Thief of Shadows (Maiden Lane #4)(52)



Winter nodded and watched as Joseph Tinbox went to the other side of the bed and took Peach’s hand. “Peach, then. Joseph tells me that you have something to say to me.”

Peach nodded once, her pointed little chin digging into the white covers. “ ’Twas the lassie snatchers what got me.”

Winter felt his pulse quicken, but he remained calm and casual, as if what the girl had said weren’t of great import. “Oh?”

Peach gulped and clenched a hand in Dodo’s wiry fur. The dog twitched, but otherwise showed no sign that the girl was pulling at her fur. “I… I was on a corner by th’ church.”

“St. Giles-in-the-Fields?” Winter murmured.

The girl scrunched up her forehead. “I guess. I was beggin’ there.”

Winter nodded. He didn’t want to interrupt the flow of Peach’s story, but there was something he needed to know. “Were your parents there, too, Peach?”

Peach hunched a shoulder and turned her face away. “They’re dead. Mama died of fever an’ Papa of the cough, an’ little Raquel, too. They all died.”

Winter felt his heart contract. He’d heard this story so many times before—families devastated by disease and poverty, leaving orphaned children forced to somehow make their way in an indifferent world. It didn’t make this hearing any easier.

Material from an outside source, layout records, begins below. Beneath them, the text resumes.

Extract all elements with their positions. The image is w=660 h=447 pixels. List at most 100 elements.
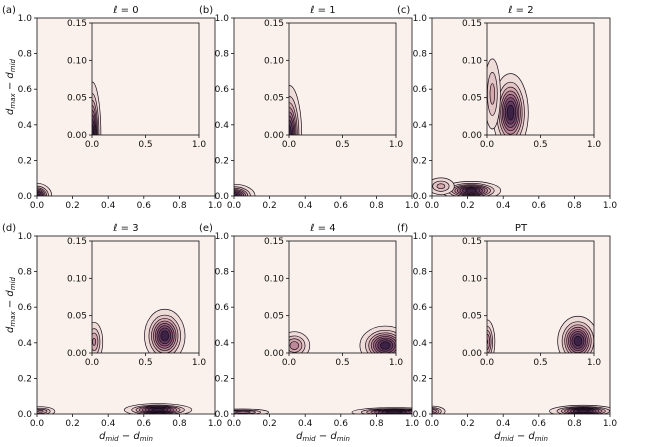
ylabel-minus: − d (5, 72, 16, 94)
title-equals: = (513, 5, 528, 16)
inset-y-tick-label: 0.00 (67, 349, 87, 359)
x-tick-label: 0.0 (425, 419, 440, 429)
inset-contour-0-7 (573, 335, 583, 347)
x-tick-label: 0.4 (496, 419, 511, 429)
inset-contour-0-7 (160, 330, 170, 342)
x-tick-label: 0.8 (567, 419, 582, 429)
main-contours (432, 177, 502, 196)
xlabel-sub: min (140, 435, 153, 443)
main-ticks: 0.0 0.2 0.4 0.6 0.8 1.0 0.0 0.2 0.4 0.6 0.8 1.0 (18, 14, 223, 211)
y-tick-label: 0.6 (18, 303, 33, 313)
inset-y-tick-label: 0.15 (264, 19, 284, 29)
ylabel-minus: − d (5, 290, 16, 312)
inset-1: 0.0 0.5 1.0 0.00 0.05 0.10 0.15 (264, 19, 403, 150)
x-tick-label: 0.4 (298, 419, 313, 429)
inset-y-tick-label: 0.05 (67, 94, 87, 104)
inset-x-tick-label: 0.0 (480, 358, 495, 368)
x-tick-label: 0.6 (334, 201, 349, 211)
panel-0: 0.0 0.2 0.4 0.6 0.8 1.00.00.20.40.60.81.00.0 0… (2, 5, 222, 211)
main-contour-1-3 (235, 410, 251, 414)
x-tick-label: 0.6 (334, 419, 349, 429)
x-tick-label: 0.4 (101, 201, 116, 211)
main-contour-1-3 (37, 410, 44, 413)
xlabel-minus: − d (316, 431, 338, 442)
x-tick-label: 0.4 (298, 201, 313, 211)
main-plot-frame (431, 235, 611, 415)
main-ticks: 0.0 0.2 0.4 0.6 0.8 1.0 0.0 0.2 0.4 0.6 0.8 1.0 (215, 232, 420, 429)
inset-x-tick-label: 0.5 (533, 140, 547, 150)
y-tick-label: 0.4 (215, 339, 230, 349)
panel-title: PT (515, 223, 528, 234)
panel-label: (f) (397, 223, 408, 234)
y-axis-label: dmax − dmid (5, 58, 17, 114)
inset-x-tick-label: 0.0 (85, 358, 100, 368)
y-tick-label: 0.6 (18, 85, 33, 95)
title-symbol: ℓ (508, 5, 512, 16)
x-tick-label: 1.0 (208, 201, 223, 211)
ylabel-d: d (5, 108, 16, 115)
y-tick-label: 0.8 (215, 268, 230, 278)
x-tick-label: 1.0 (405, 419, 420, 429)
inset-y-tick-label: 0.10 (67, 56, 87, 66)
panel-label: (c) (397, 5, 410, 16)
y-tick-label: 0.8 (18, 268, 33, 278)
inset-5: 0.0 0.5 1.0 0.00 0.05 0.10 0.15 (462, 237, 601, 368)
inset-y-tick-label: 0.10 (462, 56, 482, 66)
title-value: PT (515, 223, 528, 234)
y-tick-label: 1.0 (215, 232, 230, 242)
y-tick-label: 0.4 (215, 121, 230, 131)
panel-5: 0.0 0.2 0.4 0.6 0.8 1.00.00.20.40.60.81.00.0 0… (397, 223, 617, 443)
inset-x-tick-label: 1.0 (587, 358, 602, 368)
inset-y-tick-label: 0.00 (67, 131, 87, 141)
x-tick-label: 0.8 (369, 419, 384, 429)
inset-y-tick-label: 0.15 (462, 237, 482, 247)
x-tick-label: 0.8 (567, 201, 582, 211)
panel-3: 0.0 0.2 0.4 0.6 0.8 1.00.00.20.40.60.81.00.0 0… (2, 223, 222, 443)
title-symbol: ℓ (310, 5, 314, 16)
y-tick-label: 1.0 (413, 232, 428, 242)
y-tick-label: 0.8 (215, 50, 230, 60)
main-contour-0-7 (234, 193, 239, 196)
inset-x-tick-label: 1.0 (192, 140, 207, 150)
panel-label: (e) (199, 223, 213, 234)
x-tick-label: 1.0 (603, 419, 618, 429)
inset-y-tick-label: 0.10 (264, 56, 284, 66)
title-value: 4 (329, 223, 335, 234)
main-ticks: 0.0 0.2 0.4 0.6 0.8 1.0 0.0 0.2 0.4 0.6 0.8 1.0 (413, 232, 618, 429)
inset-x-tick-label: 0.5 (138, 140, 152, 150)
inset-x-tick-label: 0.0 (480, 140, 495, 150)
x-tick-label: 0.6 (137, 201, 152, 211)
inset-x-tick-label: 0.5 (138, 358, 152, 368)
panel-title: ℓ = 1 (310, 5, 335, 16)
y-tick-label: 0.0 (18, 410, 33, 420)
x-tick-label: 0.0 (30, 201, 45, 211)
inset-y-tick-label: 0.05 (462, 94, 482, 104)
y-axis-label: dmax − dmid (5, 276, 17, 332)
y-tick-label: 0.2 (413, 374, 427, 384)
inset-y-tick-label: 0.15 (67, 19, 87, 29)
xlabel-sub: mid (105, 435, 119, 443)
main-contour-0-7 (465, 188, 478, 193)
inset-contour-1-2 (489, 83, 496, 105)
x-axis-label: dmid − dmin (99, 431, 153, 443)
title-value: 0 (132, 5, 138, 16)
x-tick-label: 0.0 (227, 419, 242, 429)
panel-label: (b) (199, 5, 213, 16)
inset-x-tick-label: 1.0 (192, 358, 207, 368)
inset-4: 0.0 0.5 1.0 0.00 0.05 0.10 0.15 (264, 237, 403, 368)
x-tick-label: 1.0 (405, 201, 420, 211)
main-contours (37, 403, 193, 414)
title-symbol: ℓ (310, 223, 314, 234)
y-tick-label: 0.4 (413, 339, 428, 349)
x-tick-label: 0.2 (460, 201, 474, 211)
title-value: 2 (527, 5, 533, 16)
x-tick-label: 0.2 (262, 419, 276, 429)
panel-label: (d) (2, 223, 16, 234)
x-tick-label: 0.4 (496, 201, 511, 211)
title-equals: = (118, 5, 133, 16)
y-tick-label: 0.8 (413, 50, 428, 60)
main-plot-frame (233, 17, 413, 197)
y-tick-label: 0.0 (215, 410, 230, 420)
inset-y-tick-label: 0.15 (462, 19, 482, 29)
inset-x-tick-label: 1.0 (587, 140, 602, 150)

“I’m sorry,” he said quietly.

Peach shrugged and chanced a peek at him. “Papa asked Mistress Calvo to take me in before ’e died. I stayed there a bit. But Mistress Calvo said she already ’ad too many mouths to feed an’ that I must leave.”

“Coldhearted witch,” Joseph muttered angrily.

Winter gave him a chastising look.

The boy ducked his head, but he still scowled.

“Please continue, Peach,” Winter said gently.

“Well, I tried to find work, really I did, but there weren’t any,” Peach said. “An’ beggin’ wasn’t much better. Kept ’avin’ to move so’s the bigger ones wouldn’t beat me.”

There were gangs who ran stables of beggars and others who preyed upon beggars by demanding a percentage of their daily take. A child alone like Peach wouldn’t have stood a chance against the gangs.

“Tell him what happened then, Peach,” Joseph Tinbox whispered.

The little girl stared up at the boy as if drawing courage from him, then took a deep breath and looked at Winter. “Th’ second night I were at th’ church, they got me. The lassie snatchers. Woke me up and carried me away. I thought”—the little girl gulped—“I thought they might kill me, but they didn’t.”

“What did they do, Peach?” Winter asked.

“They took me to a cellar. An’ it were full of girls, it were, all sewin’. At first I thought it weren’t too bad. I don’t mind work, really I don’t. Mama said I was a good ’elper. An’ Dodo was there, though no one ’ad named her and they kept trying to chase ’er away.”

The little girl hid her face in Dodo’s neck as the terrier licked her ear. She whispered so low that Winter had to lean forward to catch her next words. “But they didn’t feed us ’ardly anything at all. Jus’ gruel and water and there was bugs in the gruel.” Peach began to sob.

Joseph Tinbox bit his lip, looking worried and anxious. He hesitantly reached out a hand to the girl, but then stopped, his fingers hovering over her thin shoulder. He glanced at Winter.

Winter nodded at the boy.

Joseph awkwardly patted Peach’s back.

Peach shuddered and lifted her head. “An’ that weren’t the worst. They beat us, too, if’n we didn’t work fast enough. There was a girl called Tilly. They beat her so long she fainted, an’ the next morning she weren’t there no more.”

Peach looked at Winter, her eyes huge and haunted. She didn’t say the words, but somewhere in her childish mind she knew that her friend Tilly must be dead.

“You were very brave,” Winter said to the little girl. “How did you escape?”

“One night,” Peach whispered, “the lassie snatchers came with a new girl. They argued with Mistress Cook—she was the one who made us all work. But they left the door unlocked behind them. I saw it was open a crack. So me an’ Dodo, we ran—ran as fast as we could, until they weren’t shouting behind us no more.”

Peach panted as if she were reliving the terror of running through the night, chased by people without mercy.

“Brave, brave girl,” Winter murmured, and Joseph nodded fiercely. “Do you know where the cellar was, Peach?”

The girl shook her head. “No, sir. But I know it’s under a chandler’s shop.”

“Ah,” Winter said, trying to beat down his disappointment. There were dozens of tiny chandler’s shops in St. Giles. Still, it was better than nothing. “What a smart girl you are, Peach, to make note of such a thing.”

Peach blushed shyly.

“Now, I think it’s to bed for the both of you,” Winter said as he stood. He watched as Joseph gave Peach one last reassuring pat before following Winter to the door. Winter opened the door, but then paused at a thought. “Peach?”

“Sir?”

“What were you and the other girls making in the cellar?”